William J. SMITH, Appellant,
v.
STATE of Florida, Appellee.
No. NN-19/T1-40.
District Court of Appeal of Florida, Fifth District.
January 30, 1980. Rehearing Denied February 21, 1980.Margaret Good, Asst. Public Defender, Tallahassee, for appellant.
Jim Smith, Atty. Gen., and Charles A. Stampelos, Asst. Atty. Gen., Tallahassee, for appellee.
*997 SHARP, Judge.
The appellant was convicted of burglary of a dwelling and aggravated battery. He argues that the trial judge erred in denying his Motion for Judgment of Acquittal and New Trial because the evidence, which was primarily circumstantial, was not sufficient to convict him. We agree, reverse the conviction and order the appellant discharged.
The State proved that a burglary of the Stanton dwelling occurred on the night of September 22, 1978. When Mark Stanton returned home, he surprised an intruder in his house. The intruder shot Mark, and he heard someone yell "Let's go ____" (a nickname Mark cannot recall). Mark was unable to identify the appellant as the intruder who shot him, although he meets the general description given by Mark a tall, black man, and he has a nickname, "Bobo". The State also established that Mark Stanton was shot with a .38 caliber pistol, which the appellant sold to Ephriam Campbell, the day after the burglary occurred. But, there were no latent prints of appellant on the gun or in the Stanton's house.

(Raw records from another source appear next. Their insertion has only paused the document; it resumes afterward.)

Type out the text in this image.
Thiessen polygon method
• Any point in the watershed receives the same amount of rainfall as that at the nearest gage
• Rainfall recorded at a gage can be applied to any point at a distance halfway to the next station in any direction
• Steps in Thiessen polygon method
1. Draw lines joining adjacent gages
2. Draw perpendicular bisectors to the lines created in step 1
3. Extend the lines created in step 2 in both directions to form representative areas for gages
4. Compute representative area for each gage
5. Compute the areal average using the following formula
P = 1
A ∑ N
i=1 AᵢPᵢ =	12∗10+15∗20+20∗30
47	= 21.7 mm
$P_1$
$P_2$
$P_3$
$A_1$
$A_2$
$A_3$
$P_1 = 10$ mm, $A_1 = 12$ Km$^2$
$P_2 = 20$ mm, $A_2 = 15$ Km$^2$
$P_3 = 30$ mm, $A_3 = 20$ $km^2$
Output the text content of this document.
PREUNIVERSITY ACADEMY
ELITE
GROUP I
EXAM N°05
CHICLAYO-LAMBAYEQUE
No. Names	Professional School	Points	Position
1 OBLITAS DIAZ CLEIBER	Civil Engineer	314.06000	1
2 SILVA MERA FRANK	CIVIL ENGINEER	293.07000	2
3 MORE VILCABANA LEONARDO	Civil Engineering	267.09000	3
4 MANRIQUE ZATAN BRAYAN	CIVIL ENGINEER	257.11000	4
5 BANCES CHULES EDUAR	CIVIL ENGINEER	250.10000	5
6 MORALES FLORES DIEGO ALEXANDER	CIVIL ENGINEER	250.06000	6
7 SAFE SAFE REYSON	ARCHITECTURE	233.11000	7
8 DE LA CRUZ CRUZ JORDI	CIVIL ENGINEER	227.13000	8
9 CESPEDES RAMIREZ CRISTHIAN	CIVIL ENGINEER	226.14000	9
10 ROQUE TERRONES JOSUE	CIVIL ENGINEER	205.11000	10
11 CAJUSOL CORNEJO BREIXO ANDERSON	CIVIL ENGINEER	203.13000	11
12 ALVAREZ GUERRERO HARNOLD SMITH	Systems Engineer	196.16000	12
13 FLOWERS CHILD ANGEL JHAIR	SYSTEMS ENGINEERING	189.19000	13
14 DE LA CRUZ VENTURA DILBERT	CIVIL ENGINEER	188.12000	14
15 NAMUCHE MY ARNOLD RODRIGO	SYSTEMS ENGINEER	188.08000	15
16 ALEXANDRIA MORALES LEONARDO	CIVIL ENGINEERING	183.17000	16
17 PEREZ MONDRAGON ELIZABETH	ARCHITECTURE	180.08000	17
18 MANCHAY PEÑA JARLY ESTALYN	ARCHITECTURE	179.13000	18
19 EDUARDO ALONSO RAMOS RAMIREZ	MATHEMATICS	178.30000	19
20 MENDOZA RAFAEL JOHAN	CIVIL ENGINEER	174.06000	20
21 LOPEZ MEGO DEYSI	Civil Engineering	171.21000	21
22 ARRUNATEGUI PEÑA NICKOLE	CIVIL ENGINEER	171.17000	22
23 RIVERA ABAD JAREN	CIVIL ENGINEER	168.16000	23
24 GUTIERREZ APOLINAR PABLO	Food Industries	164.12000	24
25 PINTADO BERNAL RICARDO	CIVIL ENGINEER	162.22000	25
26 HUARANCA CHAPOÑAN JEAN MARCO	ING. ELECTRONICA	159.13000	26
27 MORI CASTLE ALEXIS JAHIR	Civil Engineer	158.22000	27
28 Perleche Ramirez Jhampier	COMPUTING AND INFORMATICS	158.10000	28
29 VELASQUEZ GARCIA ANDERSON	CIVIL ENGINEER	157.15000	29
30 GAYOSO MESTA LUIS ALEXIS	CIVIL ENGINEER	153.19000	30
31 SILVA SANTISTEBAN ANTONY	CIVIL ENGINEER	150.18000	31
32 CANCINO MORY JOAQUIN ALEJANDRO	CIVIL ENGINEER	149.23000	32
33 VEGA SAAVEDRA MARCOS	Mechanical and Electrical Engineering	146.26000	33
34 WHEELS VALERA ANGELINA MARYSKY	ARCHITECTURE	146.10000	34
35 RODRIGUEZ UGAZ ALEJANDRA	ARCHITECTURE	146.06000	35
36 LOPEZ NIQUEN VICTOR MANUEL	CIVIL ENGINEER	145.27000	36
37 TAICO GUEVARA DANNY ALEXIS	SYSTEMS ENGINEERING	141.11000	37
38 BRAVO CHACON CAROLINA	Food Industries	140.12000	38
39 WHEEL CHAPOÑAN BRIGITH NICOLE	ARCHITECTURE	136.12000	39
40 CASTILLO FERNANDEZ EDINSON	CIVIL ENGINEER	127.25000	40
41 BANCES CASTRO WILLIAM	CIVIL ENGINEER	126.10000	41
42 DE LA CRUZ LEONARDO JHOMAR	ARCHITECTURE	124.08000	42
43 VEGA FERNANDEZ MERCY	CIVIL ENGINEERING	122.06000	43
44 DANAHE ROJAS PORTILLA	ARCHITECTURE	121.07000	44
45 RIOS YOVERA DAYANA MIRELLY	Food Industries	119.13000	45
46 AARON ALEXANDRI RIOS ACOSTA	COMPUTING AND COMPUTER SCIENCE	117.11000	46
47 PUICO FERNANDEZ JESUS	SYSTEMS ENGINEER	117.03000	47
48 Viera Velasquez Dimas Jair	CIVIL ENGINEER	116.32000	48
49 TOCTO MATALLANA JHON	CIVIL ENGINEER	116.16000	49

Reginald Smith, the brother of the appellant, gave the prosecution a statement that he and the appellant were involved in the robbery and that the appellant shot Mark Stanton. However, at the trial Reginald denied that he and the appellant had anything to do with the robbery and shooting. Reginald's prior inconsistent statement was used to impeach him, but it could not be considered as substantive evidence against the appellant. Delaine v. State, 362 So. 2d 689 (Fla. 2d DCA 1978); Perry v. State, 356 So. 2d 342 (Fla. 1st DCA 1978).
It has long been established in Florida that when the State relies on circumstantial evidence to convict an accused the evidence must be not only consistent with the defendant's guilt, but it must be inconsistent with any reasonable hypothesis of innocence. Williams v. State, 143 So. 2d 484 (Fla. 1962); Davis v. State, 90 So. 2d 629 (Fla. 1956). The circumstantial evidence in this case points to Reginald almost as strongly as the appellant and to neither with sufficient certainty to convict.
The conviction of the appellant is reversed, and this cause is remanded to the trial court with directions to discharge him. McArthur v. Nourse, 369 So. 2d 578 (Fla. 1979); Burks v. United States, 437 U.S. 1, 98 S. Ct. 2141, 57 L. Ed. 2d 1 (1978); Greene v. Massey, 437 U.S. 19, 98 S. Ct. 2151, 57 L. Ed. 2d 15 (1978).
REVERSED AND REMANDED.
DAUKSCH, C.J., and COBB, J., concur.